ROMUALDO degli Onesti
nato a Ravenna nel 952, figlio del duca Sergio, fino a vent’anni trascorse vita mondana. Poi, sconvolto dalla vista di un omicidio, si rinchiuse per 40 giorni nel monastero benedettino di Sant’Apollinare in Classe dove ottenne di restare come monaco. Dopo alcuni anni conobbe Pietro Orseolo, doge di Venezia deposto dalla carica, con il quale andò sui Pirenei a fondare una comunità di eremiti. Tornato in Italia fu nominato abate di Sant’Apollinare, ma nel 999 abbandonò tale dignità per darsi alla fondazione di eremitaggi e monasteri, dei quali i più famosi sono quelli di Fonte Avellana, di Val di Castro presso Poggio San Romualdo in comune di Fabriano e di Camaldoli. In particolare, quest’ultimo, situato nel comune di Poppi, Arezzo a 1098 metri di altezza, in mezzo a una selva di giganteschi abeti, è il luogo dove il santo fondò nel 1012 circa, la congregazione dei Camaldolesi, ramo dell’Ordine benedettino, ma con maggiore austerità.
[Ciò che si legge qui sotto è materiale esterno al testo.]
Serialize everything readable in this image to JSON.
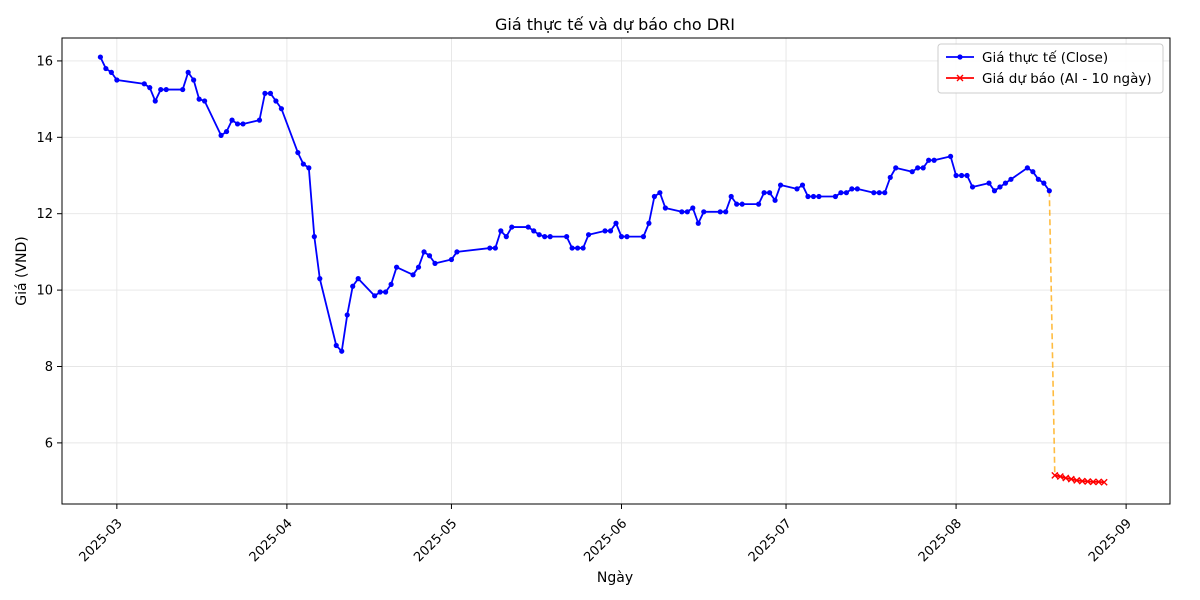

Si tratta di una antica badia costruita nel castello di Fontebuono su di un terreno donatogli dall’amico conte Maldolo, ed è costituita da un eremo con 20 celle isolate, una chiesa che conserva dipinti del Vasari e un po’ più in alto, il convento, che nel Medioevo era un importante centro di studi. Romualdo visse con grande coerenza il suo ideale monastico, prima il cenobio a Fonte Avellana, poi l’eremo a Camaldoli e infine l’evangelizzazione missionaria in terre lontane. Si interessò così dei pellegrinaggi in Terrasanra, delle missioni in Polonia e Boemia e della riforma del clero e dei monaci. Quando sentì di essere vicino alla morte, si ritirò in una cella solitaria in Val di Castro, dove morì il 19 giugno 1027. La storia della sua vita è stata scritta da un suo discepolo, il cardinale Pier Damiani.

URSICINO di Ravenna
arcivescovo di Ravenna, martire del 1° secolo, raffigurato in un mosaico che si trova nell’ abside della basilica di Sant’Apollinare in Classe.